THE government announced in the 2018 Budget that the reform to the off-payroll working rules (commonly known as IR35), introduced in the public sector in April 2017, will be extended to the private sector from 6 April 2020 but with some additional reform.

The IR35 regime was introduced by HMRC to crack down on a form of perceived tax avoidance whereby individuals would seek to avoid paying employee income tax and National Insurance contributions (NICs) by working through an intermediary, usually a professional services company (PSC).

Under the current regime, it is the responsibility of the intermediary to determine whether the rules apply and, if so, to account for income tax and NICs. No obligations are placed on the client as the end-user.

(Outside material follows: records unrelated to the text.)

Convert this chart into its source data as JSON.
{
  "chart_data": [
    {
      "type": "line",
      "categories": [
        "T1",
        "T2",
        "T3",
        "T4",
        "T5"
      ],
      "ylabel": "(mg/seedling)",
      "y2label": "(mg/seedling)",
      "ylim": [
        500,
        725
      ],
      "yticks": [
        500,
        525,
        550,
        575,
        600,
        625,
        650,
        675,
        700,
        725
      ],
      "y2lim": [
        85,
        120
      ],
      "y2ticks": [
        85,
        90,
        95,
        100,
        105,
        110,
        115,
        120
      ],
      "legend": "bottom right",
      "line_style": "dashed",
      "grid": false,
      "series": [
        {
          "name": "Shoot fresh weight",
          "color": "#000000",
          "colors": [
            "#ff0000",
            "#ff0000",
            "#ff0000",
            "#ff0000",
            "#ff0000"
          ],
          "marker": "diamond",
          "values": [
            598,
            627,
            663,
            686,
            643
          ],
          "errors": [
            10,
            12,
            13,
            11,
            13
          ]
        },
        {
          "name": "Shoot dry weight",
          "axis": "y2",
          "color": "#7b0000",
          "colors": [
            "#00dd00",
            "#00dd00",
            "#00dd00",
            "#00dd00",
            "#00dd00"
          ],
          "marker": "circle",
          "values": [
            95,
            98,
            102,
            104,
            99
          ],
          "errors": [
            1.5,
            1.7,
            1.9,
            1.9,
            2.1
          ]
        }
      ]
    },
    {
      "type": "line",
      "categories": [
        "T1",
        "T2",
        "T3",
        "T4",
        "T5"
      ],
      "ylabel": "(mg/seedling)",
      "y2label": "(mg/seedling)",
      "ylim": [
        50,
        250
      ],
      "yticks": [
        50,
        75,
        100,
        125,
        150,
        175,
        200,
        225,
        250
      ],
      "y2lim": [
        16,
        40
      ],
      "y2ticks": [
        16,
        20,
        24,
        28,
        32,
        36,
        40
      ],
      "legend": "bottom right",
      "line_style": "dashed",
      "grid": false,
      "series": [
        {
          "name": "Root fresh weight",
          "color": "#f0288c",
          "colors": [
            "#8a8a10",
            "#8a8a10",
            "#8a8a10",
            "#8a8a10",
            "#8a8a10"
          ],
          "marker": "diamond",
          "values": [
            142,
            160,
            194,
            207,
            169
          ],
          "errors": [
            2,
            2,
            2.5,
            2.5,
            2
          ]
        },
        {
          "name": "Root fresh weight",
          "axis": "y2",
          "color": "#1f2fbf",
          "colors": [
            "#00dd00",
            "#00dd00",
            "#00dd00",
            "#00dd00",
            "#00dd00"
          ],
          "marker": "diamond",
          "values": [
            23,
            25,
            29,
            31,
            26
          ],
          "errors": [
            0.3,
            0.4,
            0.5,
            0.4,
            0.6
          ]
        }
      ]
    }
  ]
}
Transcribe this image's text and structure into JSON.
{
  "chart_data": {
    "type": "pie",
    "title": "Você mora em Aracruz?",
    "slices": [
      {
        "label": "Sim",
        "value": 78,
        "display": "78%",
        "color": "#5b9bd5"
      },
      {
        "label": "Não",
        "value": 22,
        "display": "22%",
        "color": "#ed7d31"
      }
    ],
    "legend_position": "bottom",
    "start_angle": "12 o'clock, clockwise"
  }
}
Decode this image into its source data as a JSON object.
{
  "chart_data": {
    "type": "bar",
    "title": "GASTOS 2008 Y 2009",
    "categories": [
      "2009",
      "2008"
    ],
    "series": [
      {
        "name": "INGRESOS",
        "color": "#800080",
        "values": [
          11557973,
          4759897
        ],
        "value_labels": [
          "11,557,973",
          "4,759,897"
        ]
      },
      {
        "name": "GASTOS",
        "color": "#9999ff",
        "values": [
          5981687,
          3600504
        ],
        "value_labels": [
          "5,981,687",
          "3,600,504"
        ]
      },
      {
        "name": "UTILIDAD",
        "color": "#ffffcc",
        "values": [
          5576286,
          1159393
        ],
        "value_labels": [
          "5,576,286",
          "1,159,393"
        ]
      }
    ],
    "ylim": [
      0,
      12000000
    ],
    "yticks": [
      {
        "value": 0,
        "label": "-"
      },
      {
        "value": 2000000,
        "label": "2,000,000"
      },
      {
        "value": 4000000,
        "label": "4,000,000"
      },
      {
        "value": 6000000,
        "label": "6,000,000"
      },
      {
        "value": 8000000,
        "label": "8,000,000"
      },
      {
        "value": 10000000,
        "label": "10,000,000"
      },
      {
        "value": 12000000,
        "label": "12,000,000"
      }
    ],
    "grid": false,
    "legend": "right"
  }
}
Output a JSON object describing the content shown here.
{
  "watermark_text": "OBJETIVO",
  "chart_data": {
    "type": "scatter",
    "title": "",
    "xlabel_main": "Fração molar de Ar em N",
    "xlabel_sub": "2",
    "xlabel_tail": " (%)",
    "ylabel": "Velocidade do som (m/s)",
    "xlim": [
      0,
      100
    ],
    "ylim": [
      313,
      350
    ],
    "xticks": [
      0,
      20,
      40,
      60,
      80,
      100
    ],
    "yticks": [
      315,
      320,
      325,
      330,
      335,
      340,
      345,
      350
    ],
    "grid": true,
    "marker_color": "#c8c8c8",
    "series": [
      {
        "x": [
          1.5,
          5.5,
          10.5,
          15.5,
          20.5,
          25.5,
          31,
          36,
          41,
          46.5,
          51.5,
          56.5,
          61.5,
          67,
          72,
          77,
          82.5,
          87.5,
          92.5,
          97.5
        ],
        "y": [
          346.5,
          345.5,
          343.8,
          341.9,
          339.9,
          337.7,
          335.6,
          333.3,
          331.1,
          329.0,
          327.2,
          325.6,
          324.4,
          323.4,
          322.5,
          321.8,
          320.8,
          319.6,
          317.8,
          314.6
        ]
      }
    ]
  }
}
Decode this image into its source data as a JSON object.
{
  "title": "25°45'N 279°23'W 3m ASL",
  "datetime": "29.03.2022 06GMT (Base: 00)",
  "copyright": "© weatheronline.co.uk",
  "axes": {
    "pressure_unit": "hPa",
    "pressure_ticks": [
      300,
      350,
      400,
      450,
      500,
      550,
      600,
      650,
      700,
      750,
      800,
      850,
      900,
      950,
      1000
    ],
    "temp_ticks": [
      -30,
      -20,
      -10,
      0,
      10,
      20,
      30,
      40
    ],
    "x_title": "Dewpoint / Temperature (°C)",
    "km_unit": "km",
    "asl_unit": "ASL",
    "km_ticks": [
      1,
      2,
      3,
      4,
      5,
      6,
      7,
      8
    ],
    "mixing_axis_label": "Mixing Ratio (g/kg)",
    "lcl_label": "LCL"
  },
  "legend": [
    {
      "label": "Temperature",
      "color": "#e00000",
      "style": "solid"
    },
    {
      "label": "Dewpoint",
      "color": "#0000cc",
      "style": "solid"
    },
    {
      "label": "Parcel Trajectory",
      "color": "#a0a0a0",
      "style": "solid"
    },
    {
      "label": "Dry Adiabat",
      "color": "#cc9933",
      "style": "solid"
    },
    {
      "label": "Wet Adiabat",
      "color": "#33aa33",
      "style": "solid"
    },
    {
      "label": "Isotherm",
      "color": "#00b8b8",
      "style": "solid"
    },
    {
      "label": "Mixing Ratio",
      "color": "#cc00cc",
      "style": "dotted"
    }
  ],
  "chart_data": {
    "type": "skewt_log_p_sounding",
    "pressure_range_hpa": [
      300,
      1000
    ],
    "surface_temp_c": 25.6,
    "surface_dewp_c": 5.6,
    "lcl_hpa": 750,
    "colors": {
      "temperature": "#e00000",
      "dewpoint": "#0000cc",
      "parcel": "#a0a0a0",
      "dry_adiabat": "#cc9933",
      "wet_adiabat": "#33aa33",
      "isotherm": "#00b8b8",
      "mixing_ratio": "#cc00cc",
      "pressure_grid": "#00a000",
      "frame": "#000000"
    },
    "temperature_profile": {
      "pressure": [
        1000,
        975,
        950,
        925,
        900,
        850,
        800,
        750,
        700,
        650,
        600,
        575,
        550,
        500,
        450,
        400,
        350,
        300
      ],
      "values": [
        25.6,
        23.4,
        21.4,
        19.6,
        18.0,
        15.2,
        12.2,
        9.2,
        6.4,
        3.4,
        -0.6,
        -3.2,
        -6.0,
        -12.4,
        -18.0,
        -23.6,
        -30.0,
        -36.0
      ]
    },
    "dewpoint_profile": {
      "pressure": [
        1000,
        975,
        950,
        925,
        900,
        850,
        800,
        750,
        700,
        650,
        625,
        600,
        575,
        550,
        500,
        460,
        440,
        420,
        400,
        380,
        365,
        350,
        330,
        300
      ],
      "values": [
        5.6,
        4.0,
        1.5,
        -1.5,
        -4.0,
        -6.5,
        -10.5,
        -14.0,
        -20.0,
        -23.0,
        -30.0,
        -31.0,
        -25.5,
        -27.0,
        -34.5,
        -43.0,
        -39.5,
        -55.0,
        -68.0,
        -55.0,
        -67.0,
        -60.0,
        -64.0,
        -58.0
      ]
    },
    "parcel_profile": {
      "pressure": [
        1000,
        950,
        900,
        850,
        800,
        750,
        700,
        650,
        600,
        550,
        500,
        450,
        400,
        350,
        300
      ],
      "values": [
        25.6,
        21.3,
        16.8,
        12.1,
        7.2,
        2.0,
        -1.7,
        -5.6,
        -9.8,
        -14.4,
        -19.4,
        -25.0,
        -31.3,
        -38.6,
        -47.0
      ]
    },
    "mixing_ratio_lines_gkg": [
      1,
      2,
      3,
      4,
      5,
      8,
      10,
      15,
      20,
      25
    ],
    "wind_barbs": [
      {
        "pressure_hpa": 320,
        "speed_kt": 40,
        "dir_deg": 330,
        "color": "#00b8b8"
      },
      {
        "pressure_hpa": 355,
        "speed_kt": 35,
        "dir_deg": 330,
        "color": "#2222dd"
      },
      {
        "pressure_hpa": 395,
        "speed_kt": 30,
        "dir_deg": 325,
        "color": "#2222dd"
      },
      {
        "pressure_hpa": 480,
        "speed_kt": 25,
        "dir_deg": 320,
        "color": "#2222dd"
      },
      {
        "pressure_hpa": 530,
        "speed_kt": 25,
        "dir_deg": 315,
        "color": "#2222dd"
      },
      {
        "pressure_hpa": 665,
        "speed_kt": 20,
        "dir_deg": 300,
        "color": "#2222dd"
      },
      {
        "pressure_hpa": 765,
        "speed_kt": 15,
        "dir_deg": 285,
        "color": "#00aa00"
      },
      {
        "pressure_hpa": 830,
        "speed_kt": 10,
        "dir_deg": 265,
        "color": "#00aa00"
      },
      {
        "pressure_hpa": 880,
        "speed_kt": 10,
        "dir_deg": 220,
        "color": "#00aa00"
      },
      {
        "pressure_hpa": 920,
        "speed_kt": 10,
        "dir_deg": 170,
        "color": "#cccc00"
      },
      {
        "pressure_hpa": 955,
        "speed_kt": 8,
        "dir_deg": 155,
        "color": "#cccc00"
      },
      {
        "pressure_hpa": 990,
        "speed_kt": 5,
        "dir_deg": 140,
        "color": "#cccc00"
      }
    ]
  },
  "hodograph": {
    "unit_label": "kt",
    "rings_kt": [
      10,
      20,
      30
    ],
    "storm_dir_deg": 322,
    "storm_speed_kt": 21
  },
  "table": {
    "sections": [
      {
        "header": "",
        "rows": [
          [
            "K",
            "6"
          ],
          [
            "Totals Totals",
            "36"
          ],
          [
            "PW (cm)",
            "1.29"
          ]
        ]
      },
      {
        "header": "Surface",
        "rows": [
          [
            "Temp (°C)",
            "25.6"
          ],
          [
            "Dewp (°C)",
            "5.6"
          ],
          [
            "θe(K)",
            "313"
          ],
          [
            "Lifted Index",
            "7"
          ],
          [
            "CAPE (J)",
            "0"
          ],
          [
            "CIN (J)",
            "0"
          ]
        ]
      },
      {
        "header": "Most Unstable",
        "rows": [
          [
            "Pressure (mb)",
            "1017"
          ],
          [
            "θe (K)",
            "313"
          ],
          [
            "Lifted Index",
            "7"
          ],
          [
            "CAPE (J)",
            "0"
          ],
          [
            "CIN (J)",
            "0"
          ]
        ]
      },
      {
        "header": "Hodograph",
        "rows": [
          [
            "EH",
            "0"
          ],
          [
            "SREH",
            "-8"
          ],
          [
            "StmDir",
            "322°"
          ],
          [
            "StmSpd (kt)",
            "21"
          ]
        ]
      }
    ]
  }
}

The new rules will apply to medium and large-sized private sector clients (as defined in the Companies Act 2006) that engage individuals who provide their services via an intermediary. It is proposed that the client, who is required to determine the status of the worker, should provide the status determination alongside its reasoning to both the intermediary and directly to the worker.

Given the impact that these reforms will have on medium to large-sized companies in the private sector, it will be important that such organisations take advantage of the time available before April 2020 to prepare.

Organisations which will be affected by the reforms should consider taking the following actions:

- Identify and review their current off-payroll engagements including PSCs and agencies that supply labour to them;

- Review current arrangements for the use of contingent labour;

- Put in place comprehensive processes for ensuring consistent decisions about the employment status of workers engaged by the company and for dealing with any disagreements over status determinations; and

- Review internal systems such as payroll software and on boarding policies to see whether any changes need to be made.

Businesses should conduct an audit of their off-payroll labour force, giving careful thought to what each individual does in practice and what kind of contract they are engaged under. Legal advice should be sought in determining the employment and tax status of workers where this is not clear.